Солнечный луч, лениво ползущий по стене, достиг прикроватного столика. Там, как памятник безразличию, стояла тарелка. Вчерашний ужин. Гречневая каша превратилась в монолитную бурую массу, а сосиска сморщилась, покрывшись жирной, застывшей пленкой. Он помнил, как вчера вечером вошла мать. Она не посмотрела на него. Ее взгляд скользнул по стене, по окну, куда угодно, лишь бы не встретиться с его глазами. Рука, ставившая тарелку, едва заметно дрожала – не от заботы, а от желания поскорее закончить этот ритуал и уйти. «Поешь», – бросила она, и звук ее удаляющихся шагов был для него громче любого приговора.

Он не притронулся к еде. Дело было не в гордости. Внутри него была выжженная пустыня, где давно умерли и голод, и жажда, и любые другие желания. Осталась лишь всепоглощающая, бездонная апатия.

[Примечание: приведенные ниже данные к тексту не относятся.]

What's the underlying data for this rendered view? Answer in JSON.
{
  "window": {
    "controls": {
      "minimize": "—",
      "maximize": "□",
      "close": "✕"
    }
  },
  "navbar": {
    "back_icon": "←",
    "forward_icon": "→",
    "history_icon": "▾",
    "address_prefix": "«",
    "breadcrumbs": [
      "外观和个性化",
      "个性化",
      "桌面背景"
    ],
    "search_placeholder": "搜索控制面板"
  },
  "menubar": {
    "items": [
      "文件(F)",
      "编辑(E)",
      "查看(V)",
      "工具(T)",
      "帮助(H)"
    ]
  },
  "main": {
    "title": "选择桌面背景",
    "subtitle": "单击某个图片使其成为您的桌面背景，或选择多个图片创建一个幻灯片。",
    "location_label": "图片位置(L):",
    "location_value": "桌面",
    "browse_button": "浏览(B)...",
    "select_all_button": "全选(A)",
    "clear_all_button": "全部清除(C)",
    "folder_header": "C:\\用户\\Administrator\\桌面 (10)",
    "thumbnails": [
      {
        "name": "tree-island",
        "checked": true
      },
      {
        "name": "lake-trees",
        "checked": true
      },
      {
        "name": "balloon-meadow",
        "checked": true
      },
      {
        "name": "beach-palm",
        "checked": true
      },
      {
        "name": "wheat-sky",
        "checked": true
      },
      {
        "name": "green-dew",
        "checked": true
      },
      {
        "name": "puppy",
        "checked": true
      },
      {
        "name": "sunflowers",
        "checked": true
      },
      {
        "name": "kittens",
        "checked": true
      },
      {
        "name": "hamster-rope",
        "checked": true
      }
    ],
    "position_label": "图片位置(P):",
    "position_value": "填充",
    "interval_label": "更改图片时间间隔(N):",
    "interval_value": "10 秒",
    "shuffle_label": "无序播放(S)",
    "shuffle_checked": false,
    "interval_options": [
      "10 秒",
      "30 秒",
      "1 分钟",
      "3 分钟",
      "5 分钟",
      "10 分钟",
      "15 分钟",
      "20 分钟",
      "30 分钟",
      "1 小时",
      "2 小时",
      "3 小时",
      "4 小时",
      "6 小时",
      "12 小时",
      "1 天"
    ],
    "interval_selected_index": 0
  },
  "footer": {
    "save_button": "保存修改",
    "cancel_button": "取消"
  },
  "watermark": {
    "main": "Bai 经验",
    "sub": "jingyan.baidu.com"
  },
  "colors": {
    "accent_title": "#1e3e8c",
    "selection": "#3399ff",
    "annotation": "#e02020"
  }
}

Десять лет. Иногда ему казалось, что это было в другой жизни, с другим мальчиком. Та жизнь пахла свежескошенной травой на футбольном поле, где он, задыхаясь от восторга, забивал свой первый гол. Она плавилась горячим асфальтом под колесами велосипеда, когда он мчался наперегонки с ветром. Она звенела смехом друзей у костра в летнем лагере.

А потом все запахи сменились одним – стерильным, едким запахом больницы.

Он помнил тот день в мельчайших деталях. Солнце светило так ярко, что приходилось щуриться. Он ехал из школы на своем стареньком, но любимом велосипеде, предвкушая вечер за новой игрой. Радость движения, работающие мышцы, ветер в волосах... Он был абсолютно, безоблачно счастлив.

И тут же – пронзительный, режущий уши визг тормозов. Он обернулся. Огромный, как чудовище, капот грузовика был так близко, что он успел разглядеть трещину на лобовом стекле и искаженное ужасом лицо водителя. Времени испугаться не было.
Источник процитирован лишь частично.